In this case, it’s the 16th century, as the all-powerful if spitefully controlling Lord Hideyoshi strikes up a close friendship with Rikyu, as he learns the way of the tea from the wise man.
Some had found Tsutomu Yamazaki’s performance as Hideyoshi distractingly ‘cartoony’, but I loved how his childish tantrums contrasted greatly with Rikyu’s zen-like demeanour.
“You always insist that the tea ceremony epitomises simplicity and naturalness.”
Hideyoshi has grand plans of invading China though his advisors and other Lords are ambivalent about it. Teshigahara guides us through the political intrigue with an assured hand, accompanied occasionally by the ominous strains of Toru Takemitsu’s music.
There is a sense of inevitability as Rikyu finds himself being exploited; at the same time, he also overreaches in some aspects beyond his skillset, ‘spilling the tea’, so to speak.
Rikyu sometimes feels like an Ozu film, only much more stately and far less contemporary. Teshigahara takes his time and lets his film ferment and brew, emphasising stillness and precise gestures. As such, it gains its power gradually and cumulatively, but most importantly, organically.

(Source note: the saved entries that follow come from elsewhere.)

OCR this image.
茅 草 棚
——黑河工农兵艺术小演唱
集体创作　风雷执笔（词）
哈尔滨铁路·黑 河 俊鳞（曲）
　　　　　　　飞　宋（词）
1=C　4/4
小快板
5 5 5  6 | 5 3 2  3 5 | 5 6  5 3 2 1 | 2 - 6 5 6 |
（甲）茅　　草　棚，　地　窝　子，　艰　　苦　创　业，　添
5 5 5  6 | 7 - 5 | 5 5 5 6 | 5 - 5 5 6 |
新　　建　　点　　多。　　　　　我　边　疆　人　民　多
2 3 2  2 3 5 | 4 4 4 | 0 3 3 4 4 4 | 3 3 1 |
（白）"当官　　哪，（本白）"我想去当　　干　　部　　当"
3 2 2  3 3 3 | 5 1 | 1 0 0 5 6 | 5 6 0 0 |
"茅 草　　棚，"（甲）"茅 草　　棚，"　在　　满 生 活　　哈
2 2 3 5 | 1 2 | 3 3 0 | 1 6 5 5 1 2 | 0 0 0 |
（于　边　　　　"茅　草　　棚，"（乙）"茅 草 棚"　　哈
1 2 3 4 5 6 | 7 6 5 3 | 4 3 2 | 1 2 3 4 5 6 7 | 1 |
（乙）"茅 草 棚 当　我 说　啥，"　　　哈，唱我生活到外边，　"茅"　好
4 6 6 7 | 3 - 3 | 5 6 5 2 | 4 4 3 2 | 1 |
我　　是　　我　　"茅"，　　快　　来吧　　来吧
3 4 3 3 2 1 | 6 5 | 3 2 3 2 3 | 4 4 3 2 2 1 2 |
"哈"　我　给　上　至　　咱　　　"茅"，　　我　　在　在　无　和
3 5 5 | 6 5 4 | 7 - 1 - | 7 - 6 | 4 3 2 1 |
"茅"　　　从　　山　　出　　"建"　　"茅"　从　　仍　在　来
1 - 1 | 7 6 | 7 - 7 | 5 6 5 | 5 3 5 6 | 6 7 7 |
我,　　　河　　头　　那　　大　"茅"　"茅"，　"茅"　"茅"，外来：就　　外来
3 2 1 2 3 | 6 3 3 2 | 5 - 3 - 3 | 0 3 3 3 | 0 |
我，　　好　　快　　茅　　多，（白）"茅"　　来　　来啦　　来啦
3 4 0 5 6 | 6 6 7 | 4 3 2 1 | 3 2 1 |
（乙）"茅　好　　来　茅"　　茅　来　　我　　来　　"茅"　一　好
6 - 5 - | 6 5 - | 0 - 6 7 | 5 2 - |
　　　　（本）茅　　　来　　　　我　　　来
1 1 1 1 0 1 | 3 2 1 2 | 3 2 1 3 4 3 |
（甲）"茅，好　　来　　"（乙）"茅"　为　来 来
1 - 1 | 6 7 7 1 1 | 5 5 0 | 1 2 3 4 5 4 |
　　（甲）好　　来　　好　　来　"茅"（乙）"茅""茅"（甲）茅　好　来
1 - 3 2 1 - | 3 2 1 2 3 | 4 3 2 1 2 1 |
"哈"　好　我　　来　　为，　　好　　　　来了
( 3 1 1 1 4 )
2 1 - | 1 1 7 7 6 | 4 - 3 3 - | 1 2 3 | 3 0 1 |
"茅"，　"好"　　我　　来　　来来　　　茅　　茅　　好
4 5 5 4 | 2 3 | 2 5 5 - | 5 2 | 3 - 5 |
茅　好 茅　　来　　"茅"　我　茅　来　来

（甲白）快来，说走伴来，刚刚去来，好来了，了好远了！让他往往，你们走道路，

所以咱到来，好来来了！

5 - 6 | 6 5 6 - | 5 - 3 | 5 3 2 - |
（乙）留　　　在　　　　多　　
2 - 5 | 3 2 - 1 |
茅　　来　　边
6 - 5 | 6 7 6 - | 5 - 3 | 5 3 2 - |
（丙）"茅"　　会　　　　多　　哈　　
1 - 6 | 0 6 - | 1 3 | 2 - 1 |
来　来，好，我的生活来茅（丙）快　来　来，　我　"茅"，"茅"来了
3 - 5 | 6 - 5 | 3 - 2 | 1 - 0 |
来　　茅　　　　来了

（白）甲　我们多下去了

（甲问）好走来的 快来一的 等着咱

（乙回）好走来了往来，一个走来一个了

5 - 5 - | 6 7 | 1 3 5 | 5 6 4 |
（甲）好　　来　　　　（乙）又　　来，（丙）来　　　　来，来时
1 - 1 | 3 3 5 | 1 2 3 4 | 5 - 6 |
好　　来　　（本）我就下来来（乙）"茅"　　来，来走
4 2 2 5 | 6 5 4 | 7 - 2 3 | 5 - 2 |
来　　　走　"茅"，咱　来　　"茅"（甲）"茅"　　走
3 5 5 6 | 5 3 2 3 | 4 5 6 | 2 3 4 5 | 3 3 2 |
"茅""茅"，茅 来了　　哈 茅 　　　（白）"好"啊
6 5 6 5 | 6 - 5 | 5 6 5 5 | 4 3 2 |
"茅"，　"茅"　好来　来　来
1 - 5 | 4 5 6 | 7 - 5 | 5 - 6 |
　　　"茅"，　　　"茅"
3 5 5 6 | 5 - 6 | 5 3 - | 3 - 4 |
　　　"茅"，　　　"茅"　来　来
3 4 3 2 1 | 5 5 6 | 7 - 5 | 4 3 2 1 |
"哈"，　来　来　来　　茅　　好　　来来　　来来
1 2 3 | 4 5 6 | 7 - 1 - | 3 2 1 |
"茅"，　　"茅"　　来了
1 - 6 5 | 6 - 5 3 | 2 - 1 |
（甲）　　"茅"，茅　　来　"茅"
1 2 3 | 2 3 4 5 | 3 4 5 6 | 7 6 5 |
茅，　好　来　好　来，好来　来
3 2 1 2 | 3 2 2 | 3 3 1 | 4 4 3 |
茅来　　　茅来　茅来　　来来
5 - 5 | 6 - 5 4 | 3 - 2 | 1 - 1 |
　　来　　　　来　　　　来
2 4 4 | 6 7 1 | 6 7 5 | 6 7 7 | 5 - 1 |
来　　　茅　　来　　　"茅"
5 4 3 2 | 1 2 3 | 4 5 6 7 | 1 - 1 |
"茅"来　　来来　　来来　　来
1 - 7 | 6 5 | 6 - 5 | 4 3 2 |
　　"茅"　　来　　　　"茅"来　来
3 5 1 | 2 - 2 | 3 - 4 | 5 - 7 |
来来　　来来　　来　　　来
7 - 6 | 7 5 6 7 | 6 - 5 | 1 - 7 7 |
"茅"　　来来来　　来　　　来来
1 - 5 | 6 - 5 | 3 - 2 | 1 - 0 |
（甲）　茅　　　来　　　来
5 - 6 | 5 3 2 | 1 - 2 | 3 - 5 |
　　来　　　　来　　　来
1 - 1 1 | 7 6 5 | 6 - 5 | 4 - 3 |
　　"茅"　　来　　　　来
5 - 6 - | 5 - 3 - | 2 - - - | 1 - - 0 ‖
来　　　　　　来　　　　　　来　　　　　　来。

At once familiar and seemingly conservative in its storytelling (even though it was made in the late ‘80s, the film recalls the jidai-geki i.e. period dramas of the ‘50s like Gate of Hell), yet feels quietly radical in its treatment of themes of dominance and subservience, Rikyu conflates the personal with the political in a beguiling way, creating a storm in a teacup, as they say, but with profound implications.